Friday, July 29, 2011

IGF-1: When More is Less

While some colleagues believe in a more traditional laboratory definition of some conditions, I try to treat the patient but without going overboard.  For a number of issues, more is better.  More home runs hit, more bases stolen, more free throws sunk, more goals scored.  However, when it comes to medicine, I think the Goldilocks theory applies.

On the other hand, some of my former colleagues believe in the more is more strategy, especially when it comes to treating growth hormone deficiency.  When treating their patients, they believe that everyone should have and be treated to an IGF-1 of 300ng/mL or even higher, based upon reference ranges from older equipment that is not currently being used.  This is despite current use of equipment that has a significantly lower upper limit of normal.

Well, in a study released early just 2 days ago (to be published in September), the authors noted a U-shaped curve when comparing all-cause, cancer & cardiovascular mortality to IGF-1 levels.  In other words, those participants who had IGF-1 outside the mid-centile reference range, whether high or low, had a greater risk of death, even though their IGF-1 was still within the normal reference range.  Of course, this begs the question, what is considered normal?

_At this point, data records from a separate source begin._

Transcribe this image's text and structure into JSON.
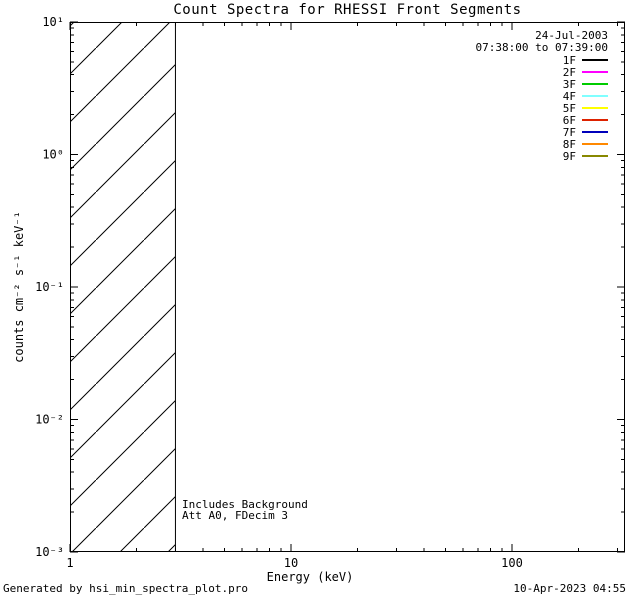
{
  "chart_data": {
    "type": "line",
    "title": "Count Spectra for RHESSI Front Segments",
    "xlabel": "Energy (keV)",
    "ylabel": "counts cm⁻² s⁻¹ keV⁻¹",
    "x_scale": "log",
    "y_scale": "log",
    "xlim": [
      1,
      324
    ],
    "ylim": [
      0.001,
      10
    ],
    "grid": false,
    "x_ticks": [
      {
        "v": 1,
        "label": "1"
      },
      {
        "v": 10,
        "label": "10"
      },
      {
        "v": 100,
        "label": "100"
      }
    ],
    "y_ticks": [
      {
        "v": 10,
        "label": "10¹"
      },
      {
        "v": 1,
        "label": "10⁰"
      },
      {
        "v": 0.1,
        "label": "10⁻¹"
      },
      {
        "v": 0.01,
        "label": "10⁻²"
      },
      {
        "v": 0.001,
        "label": "10⁻³"
      }
    ],
    "date_label": "24-Jul-2003",
    "time_label": "07:38:00 to 07:39:00",
    "legend_position": "top-right",
    "legend": [
      {
        "label": "1F",
        "color": "#000000"
      },
      {
        "label": "2F",
        "color": "#ff00ff"
      },
      {
        "label": "3F",
        "color": "#00cc00"
      },
      {
        "label": "4F",
        "color": "#80ffff"
      },
      {
        "label": "5F",
        "color": "#ffff00"
      },
      {
        "label": "6F",
        "color": "#dd2200"
      },
      {
        "label": "7F",
        "color": "#0000bb"
      },
      {
        "label": "8F",
        "color": "#ff8800"
      },
      {
        "label": "9F",
        "color": "#888800"
      }
    ],
    "annotations": [
      "Includes Background",
      "Att A0, FDecim 3"
    ],
    "hatched_region": {
      "x_start": 1,
      "x_end": 3,
      "style": "diagonal-hatch"
    },
    "series": []
  },
  "footer": {
    "left": "Generated by hsi_min_spectra_plot.pro",
    "right": "10-Apr-2023 04:55"
  }
}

Well, the normal reference range is that range which includes approximately 95-96% of the "normal" population.  Of course, one could always argue whether having two-thirds of our population overweight or obese is really & truly "normal".  Nevertheless, we take a bunch of "normal" participants and throw out the lowest 2-2.5% and the highest 2-2.5%, even though they must be "normal" by definition in order to included.

But that still doesn't make us feel any more comfortable about aiming for high (or low) IGF-1 levels.  The authors analyzed data from 12 population-based cohort & (nested) case-control studies including 14,906 participants who were deemed normal.  For instance, studies of patients w/acromegaly, acute renal failure or liver cirrhosis where excluded.  Children & patients in intensive care units were also excluded.

As noted above, different assays (lab equipment) were used over time and by different laboratories, each with their own specific reference ranges, precluding direct comparison of IGF-1 levels.  Therefore, the authors compared percentiles of IGF-1, since the distribution of results should be same, regardless of the test used.  Yet, time & again, those in the 10th percentile (lowest grouping) had 56% greater risk of mortality than those in the 50th percentile (mid-range).  And those in the 90th percentile (highest grouping) had 29% greater risk compared to those in the 50th percentile.

Granted, this is observational data.  So one shouldn't necessarily jump to the conclusion that treating to lower (which begs the question, why treat at all) and higher levels is worse or more dangerous/deadly than treating to the mid-range of your lab's reference range.  But until proven otherwise, I think the Goldilocks theory of medicine applies here.  To wit, give the right amount, not too little, and not too much.